Japan is ready to provide an unapproved, anti-influenza drug to help treat the deadly Ebola virus, the Japanese government announced on Monday, a day after the Democratic Republic of Congo declared an Ebola outbreak in its northern Equateur province on Sunday caused by a strain different from the West Africa one, according to the health ministry.
Chief Cabinet Secretary Yoshihide Suga told reporters that Japan could offer the drug any time at the request of the World Health Organization (WHO) and was willing to make an international contribution to help control the epidemic that has claimed at least 1,427 lives — mostly in Sierra Leone, Liberia and neighboring Guinea.

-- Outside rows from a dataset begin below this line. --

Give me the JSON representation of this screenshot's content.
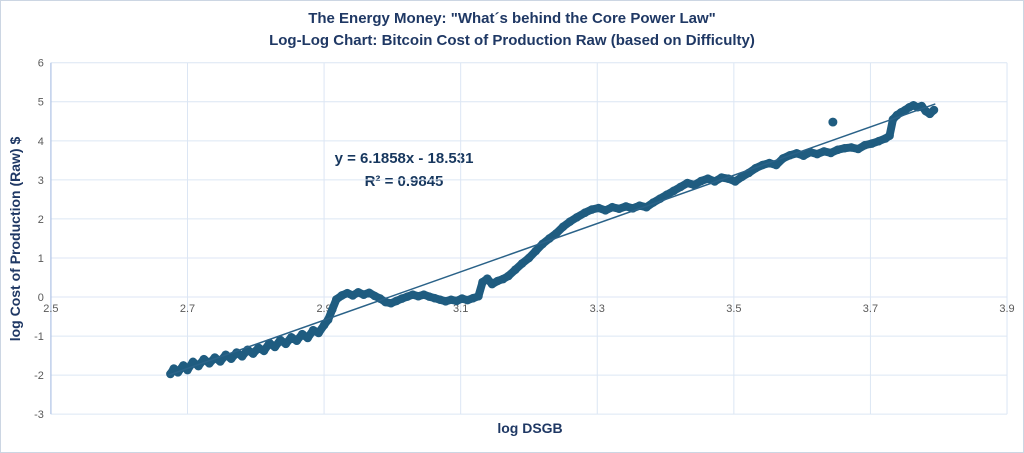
{
  "colors": {
    "series": "#1f5c80",
    "trendline": "#2a6288",
    "grid": "#dce6f4",
    "axis": "#b4c7e7",
    "title_text": "#1f3864",
    "tick_text": "#595959",
    "background": "#ffffff",
    "frame_border": "#ccd6e3"
  },
  "chart_data": {
    "type": "scatter",
    "title": "The Energy Money: \"What´s behind the Core Power Law\"",
    "subtitle": "Log-Log Chart: Bitcoin Cost of Production Raw (based on Difficulty)",
    "xlabel": "log DSGB",
    "ylabel": "log Cost of Production (Raw) $",
    "xlim": [
      2.5,
      3.9
    ],
    "ylim": [
      -3,
      6
    ],
    "x_ticks": [
      2.5,
      2.7,
      2.9,
      3.1,
      3.3,
      3.5,
      3.7,
      3.9
    ],
    "y_ticks": [
      6,
      5,
      4,
      3,
      2,
      1,
      0,
      -1,
      -2,
      -3
    ],
    "grid": true,
    "legend": false,
    "trendline": {
      "slope": 6.1858,
      "intercept": -18.531,
      "x_range": [
        2.672,
        3.795
      ],
      "equation_label": "y = 6.1858x - 18.531",
      "r2_label": "R² = 0.9845",
      "r2": 0.9845
    },
    "outliers": [
      [
        3.645,
        4.48
      ]
    ],
    "series": [
      {
        "name": "Bitcoin Cost of Production Raw (based on Difficulty)",
        "points": [
          [
            2.675,
            -1.97
          ],
          [
            2.68,
            -1.83
          ],
          [
            2.686,
            -1.93
          ],
          [
            2.694,
            -1.75
          ],
          [
            2.7,
            -1.87
          ],
          [
            2.708,
            -1.66
          ],
          [
            2.716,
            -1.77
          ],
          [
            2.724,
            -1.59
          ],
          [
            2.732,
            -1.7
          ],
          [
            2.74,
            -1.55
          ],
          [
            2.748,
            -1.65
          ],
          [
            2.756,
            -1.48
          ],
          [
            2.764,
            -1.58
          ],
          [
            2.772,
            -1.42
          ],
          [
            2.78,
            -1.52
          ],
          [
            2.788,
            -1.35
          ],
          [
            2.796,
            -1.45
          ],
          [
            2.804,
            -1.3
          ],
          [
            2.812,
            -1.38
          ],
          [
            2.82,
            -1.18
          ],
          [
            2.828,
            -1.28
          ],
          [
            2.836,
            -1.1
          ],
          [
            2.844,
            -1.2
          ],
          [
            2.852,
            -1.03
          ],
          [
            2.86,
            -1.12
          ],
          [
            2.868,
            -0.95
          ],
          [
            2.876,
            -1.05
          ],
          [
            2.884,
            -0.85
          ],
          [
            2.892,
            -0.92
          ],
          [
            2.9,
            -0.72
          ],
          [
            2.906,
            -0.58
          ],
          [
            2.912,
            -0.32
          ],
          [
            2.918,
            -0.06
          ],
          [
            2.926,
            0.04
          ],
          [
            2.934,
            0.1
          ],
          [
            2.942,
            0.04
          ],
          [
            2.95,
            0.12
          ],
          [
            2.958,
            0.06
          ],
          [
            2.966,
            0.11
          ],
          [
            2.974,
            0.03
          ],
          [
            2.982,
            -0.04
          ],
          [
            2.99,
            -0.13
          ],
          [
            2.998,
            -0.16
          ],
          [
            3.006,
            -0.1
          ],
          [
            3.014,
            -0.04
          ],
          [
            3.022,
            0.01
          ],
          [
            3.03,
            0.06
          ],
          [
            3.038,
            0.02
          ],
          [
            3.046,
            0.06
          ],
          [
            3.054,
            0.01
          ],
          [
            3.062,
            -0.03
          ],
          [
            3.07,
            -0.07
          ],
          [
            3.078,
            -0.11
          ],
          [
            3.086,
            -0.07
          ],
          [
            3.094,
            -0.1
          ],
          [
            3.102,
            -0.04
          ],
          [
            3.11,
            -0.08
          ],
          [
            3.118,
            -0.03
          ],
          [
            3.126,
            0.02
          ],
          [
            3.132,
            0.38
          ],
          [
            3.139,
            0.47
          ],
          [
            3.146,
            0.33
          ],
          [
            3.154,
            0.41
          ],
          [
            3.162,
            0.46
          ],
          [
            3.17,
            0.54
          ],
          [
            3.18,
            0.7
          ],
          [
            3.19,
            0.86
          ],
          [
            3.2,
            1.0
          ],
          [
            3.21,
            1.18
          ],
          [
            3.22,
            1.36
          ],
          [
            3.23,
            1.5
          ],
          [
            3.24,
            1.63
          ],
          [
            3.25,
            1.8
          ],
          [
            3.26,
            1.93
          ],
          [
            3.27,
            2.04
          ],
          [
            3.282,
            2.16
          ],
          [
            3.292,
            2.24
          ],
          [
            3.302,
            2.28
          ],
          [
            3.312,
            2.22
          ],
          [
            3.322,
            2.3
          ],
          [
            3.332,
            2.26
          ],
          [
            3.342,
            2.32
          ],
          [
            3.352,
            2.27
          ],
          [
            3.362,
            2.34
          ],
          [
            3.372,
            2.3
          ],
          [
            3.382,
            2.42
          ],
          [
            3.392,
            2.52
          ],
          [
            3.402,
            2.62
          ],
          [
            3.412,
            2.72
          ],
          [
            3.422,
            2.82
          ],
          [
            3.432,
            2.92
          ],
          [
            3.442,
            2.87
          ],
          [
            3.452,
            2.97
          ],
          [
            3.462,
            3.03
          ],
          [
            3.472,
            2.96
          ],
          [
            3.482,
            3.06
          ],
          [
            3.492,
            3.03
          ],
          [
            3.502,
            2.96
          ],
          [
            3.512,
            3.08
          ],
          [
            3.522,
            3.18
          ],
          [
            3.532,
            3.3
          ],
          [
            3.542,
            3.38
          ],
          [
            3.552,
            3.43
          ],
          [
            3.562,
            3.38
          ],
          [
            3.572,
            3.55
          ],
          [
            3.582,
            3.63
          ],
          [
            3.592,
            3.68
          ],
          [
            3.602,
            3.62
          ],
          [
            3.612,
            3.71
          ],
          [
            3.622,
            3.66
          ],
          [
            3.632,
            3.73
          ],
          [
            3.642,
            3.69
          ],
          [
            3.652,
            3.77
          ],
          [
            3.662,
            3.81
          ],
          [
            3.672,
            3.83
          ],
          [
            3.682,
            3.79
          ],
          [
            3.692,
            3.89
          ],
          [
            3.702,
            3.93
          ],
          [
            3.712,
            3.99
          ],
          [
            3.722,
            4.06
          ],
          [
            3.728,
            4.13
          ],
          [
            3.733,
            4.55
          ],
          [
            3.739,
            4.66
          ],
          [
            3.745,
            4.73
          ],
          [
            3.751,
            4.79
          ],
          [
            3.757,
            4.86
          ],
          [
            3.763,
            4.91
          ],
          [
            3.769,
            4.86
          ],
          [
            3.775,
            4.89
          ],
          [
            3.781,
            4.76
          ],
          [
            3.787,
            4.69
          ],
          [
            3.793,
            4.79
          ]
        ]
      }
    ]
  }
}
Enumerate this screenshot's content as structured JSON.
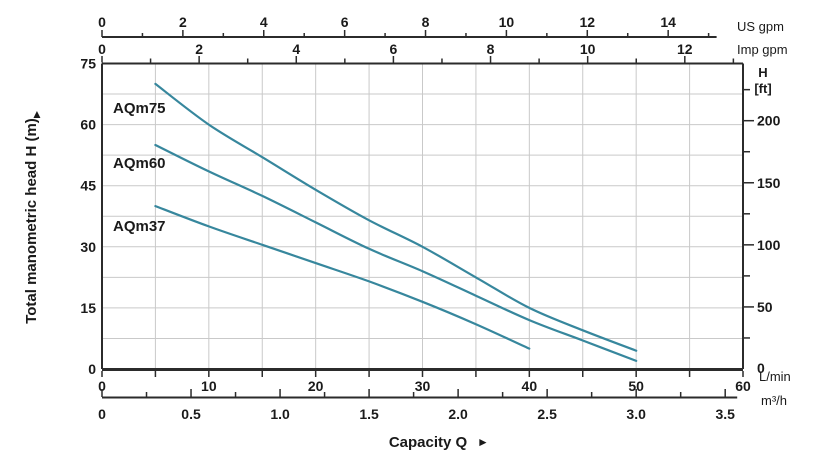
{
  "chart_data": {
    "type": "line",
    "description": "Pump performance curves: total manometric head H versus capacity Q",
    "x_axes": {
      "lmin": {
        "unit_label": "L/min",
        "range": [
          0,
          60
        ],
        "tick_labels": [
          0,
          10,
          20,
          30,
          40,
          50,
          60
        ],
        "minor_tick_step": 5,
        "grid_step": 5
      },
      "m3h": {
        "unit_label": "m³/h",
        "tick_labels": [
          "0",
          "0.5",
          "1.0",
          "1.5",
          "2.0",
          "2.5",
          "3.0",
          "3.5"
        ],
        "major_step": 0.5,
        "minor_step": 0.25,
        "max": 3.5,
        "lmin_per_unit": 16.6667
      },
      "us_gpm": {
        "unit_label": "US gpm",
        "tick_labels": [
          0,
          2,
          4,
          6,
          8,
          10,
          12,
          14
        ],
        "major_step": 2,
        "minor_step": 1,
        "minor_max": 15,
        "lmin_per_unit": 3.7854
      },
      "imp_gpm": {
        "unit_label": "Imp gpm",
        "tick_labels": [
          0,
          2,
          4,
          6,
          8,
          10,
          12
        ],
        "major_step": 2,
        "minor_step": 1,
        "minor_max": 13,
        "lmin_per_unit": 4.5461
      }
    },
    "y_axes": {
      "meters": {
        "axis_title": "Total manometric head H (m)",
        "range": [
          0,
          75
        ],
        "tick_labels": [
          0,
          15,
          30,
          45,
          60,
          75
        ],
        "grid_step": 7.5
      },
      "feet": {
        "unit_label_line1": "H",
        "unit_label_line2": "[ft]",
        "tick_labels": [
          0,
          50,
          100,
          150,
          200
        ],
        "major_step": 50,
        "minor_step": 25,
        "minor_max": 225,
        "meters_per_foot": 0.3048
      }
    },
    "capacity_axis_title": "Capacity Q",
    "arrows": {
      "capacity": "►",
      "head": "▲"
    },
    "series": [
      {
        "name": "AQm75",
        "points_lmin_m": [
          [
            5,
            70
          ],
          [
            10,
            60
          ],
          [
            15,
            52
          ],
          [
            20,
            44
          ],
          [
            25,
            36.5
          ],
          [
            30,
            30
          ],
          [
            35,
            22.5
          ],
          [
            40,
            15
          ],
          [
            45,
            9.5
          ],
          [
            50,
            4.5
          ]
        ]
      },
      {
        "name": "AQm60",
        "points_lmin_m": [
          [
            5,
            55
          ],
          [
            10,
            48.5
          ],
          [
            15,
            42.5
          ],
          [
            20,
            36
          ],
          [
            25,
            29.5
          ],
          [
            30,
            24
          ],
          [
            35,
            18
          ],
          [
            40,
            12
          ],
          [
            45,
            7
          ],
          [
            50,
            2
          ]
        ]
      },
      {
        "name": "AQm37",
        "points_lmin_m": [
          [
            5,
            40
          ],
          [
            10,
            35
          ],
          [
            15,
            30.5
          ],
          [
            20,
            26
          ],
          [
            25,
            21.5
          ],
          [
            30,
            16.5
          ],
          [
            35,
            11
          ],
          [
            40,
            5
          ]
        ]
      }
    ],
    "colors": {
      "curve": "#37879d",
      "grid": "#c9c9c9",
      "border": "#2b2b2b",
      "text": "#1a1a1a"
    }
  }
}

There have been six outbreaks of Ebola in DRC since the disease was discovered there in 1976, with a total of more than 760 deaths.
Suga said Japan was watching for WHO's decision on further details over the use of untested drugs. In case of an emergency, Japan may respond to individual requests even before any decision by the WHO, he said.
"I am informed that medical professionals could make a request for T-705 in an emergency even before a decision by the WHO. In that case, we would like to respond under certain criteria," he said.
The WHO said earlier this month that it is ethical to use untested drugs on Ebola patients given the magnitude of the outbreak.
T-705 is the developmental code for the influenza drug favipiravir. Japan's Fujifilm Holdings Corp and U.S. partner MediVector are in talks with the U.S. Food and Drug Administration to submit an application to expand the use of favipiravir as a treatment for Ebola. Fujifilm's spokesman Takao Aoki said his firm has favipiravir stock for more than 20,000 patients.
The severity of the outbreak has prompted the WHO to declare an international emergency. Health care workers in particular have been hit hard by the virus transmitted via bodily fluids.
On Sunday, a British medical worker was flown home from Sierra Leone after becoming the first Briton infected in an Ebola epidemic. He was picked up with a specially adapted Royal Air Force cargo plane after British Foreign Secretary Philip Hammond authorized his repatriation for treatment.
The Department of Health said the patient — whose identity has not been disclosed — was "not currently seriously unwell." The man will be transported to an isolation unit at the Royal Free Hospital in London.
The Royal Free Hospital has Britain's only high-level isolation unit for treatment of infectious diseases, as well as a team of specially trained staff.
Paul Cosford, director for health protection at state body Public Health England, said strict protective measures were being taken to minimize the risk of transmission when transporting and treating the individual in Britain.
Two U.S. doctors, who contracted Ebola in Liberia and were evacuated to the United States, were discharged from hospital last week after receiving treatment with an experimental drug, ZMapp. It was not clear what role it played in their recovery.
Its U.S.-based manufacturer, Mapp Biopharmaceutical, has said limited supplies of the drug have already been exhausted after it was used to treat three African doctors in Liberia.